A sweet-soaked large Starbucks shirt, and hot black slacks with previous stains of dried steam-milk and mocha, to match. My mind was racing, I couldn’t believe what I did. How could I be so stupid? It was September 12, 2007 a day, unfortunately that will stick in my memory until I’m old and gray.
The day started off as normal, me being late for work rushing trying to catch a whiff of all the green lights that I approach in my path. As I arrived at Starbucks in MacArthur Mall, I realized of course, that I was 5 minutes late. My work day ended normally, and I was satisfied with my job as a Starbucks employee.
“Kendra, you got everything you need?” asked my supervisor, Jasmine.
“Yeah” I replied.
Well, I thought I had everything until I was walking down the dreary, ill-lighted hallway and realized I didn’t have my keys. I ran back to Starbucks and alerted Jasmine, and we both searched for my keys in the store, but didn’t find them. I was in an ultimate panic, this wasn’t the first time I’ve lost one of my most “prized possessions”. I ran frantically up the escalator to the food-court level and jogged back by the security office. As I panted repeatedly I innocently asked the security guard if anyone turned in lost keys. She asked me, grinning, what kind of keys, as to reassure herself that they were truly mine. Pant-free I described by butterfly imprinted house key that’s also on my keychain. She gave me my keys, but what she told me afterwards was something I couldn’t believe. She told me, smiling might I add, that a customer turned them in replying that I left my keys in my car door. I was so shocked that all I could do was praise Jesus that they didn’t steal my car. I ran to my car not only heavy-footed but heavy-hearted. As I sat into the drivers seat I immediately realized my I-pod wasn’t in its usual spot. I just shrugged it off, thinking to myself its probably in my apron. I arrived at home and realized in fact it wasn’t there, and that’s when reality set in.
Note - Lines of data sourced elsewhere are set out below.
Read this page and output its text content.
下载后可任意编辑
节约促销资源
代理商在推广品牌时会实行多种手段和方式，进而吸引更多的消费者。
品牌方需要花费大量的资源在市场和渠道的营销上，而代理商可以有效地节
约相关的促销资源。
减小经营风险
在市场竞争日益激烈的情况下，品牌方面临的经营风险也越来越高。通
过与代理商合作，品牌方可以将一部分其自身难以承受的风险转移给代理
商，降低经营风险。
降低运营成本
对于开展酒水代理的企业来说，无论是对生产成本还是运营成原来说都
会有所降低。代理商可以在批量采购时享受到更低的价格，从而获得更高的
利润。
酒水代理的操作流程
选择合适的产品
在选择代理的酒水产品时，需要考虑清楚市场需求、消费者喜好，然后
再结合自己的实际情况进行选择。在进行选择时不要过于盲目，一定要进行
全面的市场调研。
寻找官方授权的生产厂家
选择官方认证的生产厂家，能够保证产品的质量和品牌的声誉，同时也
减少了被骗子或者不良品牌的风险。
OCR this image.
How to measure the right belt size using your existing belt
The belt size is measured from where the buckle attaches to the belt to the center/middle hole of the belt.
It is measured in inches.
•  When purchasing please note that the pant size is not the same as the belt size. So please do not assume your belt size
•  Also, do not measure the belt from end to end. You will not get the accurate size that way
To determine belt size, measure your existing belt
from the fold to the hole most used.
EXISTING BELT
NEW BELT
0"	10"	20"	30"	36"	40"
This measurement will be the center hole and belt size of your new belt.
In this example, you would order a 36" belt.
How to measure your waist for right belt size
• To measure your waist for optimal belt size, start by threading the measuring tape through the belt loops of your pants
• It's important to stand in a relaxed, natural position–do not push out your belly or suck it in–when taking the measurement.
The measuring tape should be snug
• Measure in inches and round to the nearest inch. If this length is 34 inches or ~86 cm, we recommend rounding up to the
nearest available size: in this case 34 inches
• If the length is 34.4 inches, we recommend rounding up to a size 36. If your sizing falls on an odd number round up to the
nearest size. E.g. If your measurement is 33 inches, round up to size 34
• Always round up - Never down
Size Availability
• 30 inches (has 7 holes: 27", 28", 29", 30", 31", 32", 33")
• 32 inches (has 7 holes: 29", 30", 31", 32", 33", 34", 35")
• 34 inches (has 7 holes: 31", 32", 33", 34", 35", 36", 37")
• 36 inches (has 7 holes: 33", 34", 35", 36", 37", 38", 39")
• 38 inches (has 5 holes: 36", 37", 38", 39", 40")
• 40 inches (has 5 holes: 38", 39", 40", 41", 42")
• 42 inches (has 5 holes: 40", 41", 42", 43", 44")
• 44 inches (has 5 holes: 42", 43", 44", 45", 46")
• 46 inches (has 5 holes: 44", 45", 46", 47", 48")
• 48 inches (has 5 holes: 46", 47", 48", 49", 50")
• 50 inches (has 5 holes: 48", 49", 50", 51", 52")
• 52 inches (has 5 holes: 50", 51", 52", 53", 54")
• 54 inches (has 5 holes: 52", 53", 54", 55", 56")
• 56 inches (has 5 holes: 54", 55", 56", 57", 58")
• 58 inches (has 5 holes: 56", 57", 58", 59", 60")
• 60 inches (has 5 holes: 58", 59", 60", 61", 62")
It seems that the “good Samaritan” didn’t want my car, just my I-pod. My I-pod, my sweet-sweet I-pod. I love music so losing my I-pod was the worst.
All my life I’ve been a forgetful person, and I’ve learned to be content with that, its just the odd part of feeling insane in between. Looking back on the situation I think it was a wake-up call for me to learn to be more responsible and less forgetful. Although I’m used to losing my most precious items, the feeling of insecurity and stupidity never seem to lack. But I’ve learned not to worry as much like I use to, things are just that things. They have no sentimental value or I wouldn’t be able to replace them. I’ve also learned that stressing the little things in life can cause you unnecessary turmoil. Avoiding unnecessary stress is inevitable, everyone is going to fall off the deep-end at least once. But until then I’m not going to sweat the small stuff.